EU food safety officials will hold urgent talks to thrash out a strategy on food from cloned animals, after it emerged the calf of a cloned cow was being raised on a UK farm.

Britain's Food Standards Agency (FSA) has asked the European Commission's Novel Foods Working Group to discuss the cow, named Dundee Paradise, at its meeting on Friday.

FSA officials sought legal advice on Wednesday after details emerged of the calf, which is the daughter of a clone living in the US.

The news drags Europe into the debate on cloned animals and their potential use in the food chain, less than two weeks after US authorities signalled they intended to approve milk and meat from clones for human consumption.
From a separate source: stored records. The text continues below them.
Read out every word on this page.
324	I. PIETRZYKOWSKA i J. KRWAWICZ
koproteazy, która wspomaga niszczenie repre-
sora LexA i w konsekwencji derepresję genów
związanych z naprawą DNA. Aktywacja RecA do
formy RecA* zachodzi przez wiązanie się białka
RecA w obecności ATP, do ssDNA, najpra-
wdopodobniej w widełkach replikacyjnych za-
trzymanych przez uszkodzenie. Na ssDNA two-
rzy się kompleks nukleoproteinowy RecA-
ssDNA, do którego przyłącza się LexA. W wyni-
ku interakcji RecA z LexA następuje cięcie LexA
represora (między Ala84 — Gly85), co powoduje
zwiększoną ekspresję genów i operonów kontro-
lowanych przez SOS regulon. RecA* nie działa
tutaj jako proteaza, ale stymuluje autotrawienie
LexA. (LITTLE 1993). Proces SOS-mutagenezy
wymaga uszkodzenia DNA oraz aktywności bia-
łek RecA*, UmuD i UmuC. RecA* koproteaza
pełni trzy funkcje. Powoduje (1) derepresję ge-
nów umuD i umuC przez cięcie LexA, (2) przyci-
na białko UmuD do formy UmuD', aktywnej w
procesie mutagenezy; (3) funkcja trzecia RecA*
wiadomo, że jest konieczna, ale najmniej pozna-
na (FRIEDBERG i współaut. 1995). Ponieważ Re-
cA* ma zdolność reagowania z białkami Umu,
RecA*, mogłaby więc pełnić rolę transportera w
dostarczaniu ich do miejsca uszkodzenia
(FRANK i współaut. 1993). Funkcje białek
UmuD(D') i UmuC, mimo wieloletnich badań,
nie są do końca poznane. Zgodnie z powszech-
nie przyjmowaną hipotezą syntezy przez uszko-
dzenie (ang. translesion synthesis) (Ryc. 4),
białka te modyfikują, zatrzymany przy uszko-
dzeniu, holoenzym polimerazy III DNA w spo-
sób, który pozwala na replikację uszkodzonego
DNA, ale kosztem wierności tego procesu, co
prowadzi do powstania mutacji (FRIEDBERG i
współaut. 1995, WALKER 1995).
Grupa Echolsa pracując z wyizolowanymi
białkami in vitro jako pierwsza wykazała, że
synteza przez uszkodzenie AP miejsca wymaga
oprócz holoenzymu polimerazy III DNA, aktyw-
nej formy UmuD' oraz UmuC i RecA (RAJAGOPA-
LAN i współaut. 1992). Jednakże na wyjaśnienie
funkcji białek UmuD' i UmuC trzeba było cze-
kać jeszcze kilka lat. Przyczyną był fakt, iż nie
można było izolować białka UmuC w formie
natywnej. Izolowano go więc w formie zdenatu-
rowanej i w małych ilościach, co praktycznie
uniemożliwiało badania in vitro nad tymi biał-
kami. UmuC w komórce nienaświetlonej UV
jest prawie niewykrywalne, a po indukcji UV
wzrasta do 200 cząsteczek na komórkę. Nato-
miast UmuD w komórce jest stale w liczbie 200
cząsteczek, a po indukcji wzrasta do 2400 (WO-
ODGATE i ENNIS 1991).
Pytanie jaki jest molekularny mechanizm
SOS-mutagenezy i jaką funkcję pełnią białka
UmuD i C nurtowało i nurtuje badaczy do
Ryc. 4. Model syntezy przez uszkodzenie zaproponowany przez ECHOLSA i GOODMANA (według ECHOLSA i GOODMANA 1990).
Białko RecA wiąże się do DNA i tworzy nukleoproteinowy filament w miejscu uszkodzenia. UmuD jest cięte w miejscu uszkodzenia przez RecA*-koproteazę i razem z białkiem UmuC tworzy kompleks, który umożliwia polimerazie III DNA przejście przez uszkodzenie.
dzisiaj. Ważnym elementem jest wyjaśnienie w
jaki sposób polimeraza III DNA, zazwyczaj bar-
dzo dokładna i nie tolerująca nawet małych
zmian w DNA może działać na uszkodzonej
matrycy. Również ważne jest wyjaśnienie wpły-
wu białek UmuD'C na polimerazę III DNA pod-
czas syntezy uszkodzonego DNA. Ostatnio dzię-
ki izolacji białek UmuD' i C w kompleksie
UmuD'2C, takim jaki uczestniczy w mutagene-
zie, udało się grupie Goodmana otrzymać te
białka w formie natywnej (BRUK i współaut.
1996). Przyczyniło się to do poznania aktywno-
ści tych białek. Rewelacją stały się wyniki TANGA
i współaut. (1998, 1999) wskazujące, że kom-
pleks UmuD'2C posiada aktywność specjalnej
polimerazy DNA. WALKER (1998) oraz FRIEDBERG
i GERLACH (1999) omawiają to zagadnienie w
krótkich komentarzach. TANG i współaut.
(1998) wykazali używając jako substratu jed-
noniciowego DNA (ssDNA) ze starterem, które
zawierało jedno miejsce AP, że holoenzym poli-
UK dairy officials and the National Farmers' Union (NFU) were keeping an open mind on Wednesday night, amid fears of a consumer backlash.

"There's no reason why there should be any risk in the milk of this animal, but we're going to have to work at this and find out what the public really thinks," Gwyn Jones, head of NFU's National Dairy Board, told DairyReporter.com.

Elements of Britain's mainstream media have already coined the term 'farmyard freaks' in reference to cloned animals. Media talk of 'Frankenstein foods' eight years ago was blamed for turning the public against genetically modified foods.

"We will be led by the consumer," said Jones. "It is important to have a measured debate in which the benefits and risks are examined in a calm way."

Optimists speculate that animal cloning may one day be used to breed a new generation of cows resistant to diseases, able to convert food more efficiently and produce more milk.

Critics say the process is not reliable enough, arguing clones are more susceptible to birth defects and premature death.

No animal health and welfare regulations had been broken by the UK farm raising Dundee Paradise, the UK Department of Environment, Food and Rural Affairs said in a statement.

"Any offspring from a cloned animal is considered to be the same as any other naturally born cow.

"This case refers to a cloned animal, not a genetically modified one, therefore the genetic material of the cloned animal would be an identical genetic replica of the original cow."

No separate EU laws exist to govern the import of cloned animals or embryos.

Commission officials were warned in 2005 that that animal cloning would have to be addressed in more detail.

Other countries, including the US, Japan, China and Australia were ploughing research into animal cloning, said the report, completed by the Danish Centre for Bioethics and Risk Assessment as part of the Commission's 'Cloning in Public' project.

This made it likely that products derived from animal clones would arrive in the EU at some point.

The UK FSA said any food from a cloned animal would be handled as a novel food and so require the approval of all 27 EU member states before entering the market. No applications had yet been received, it added.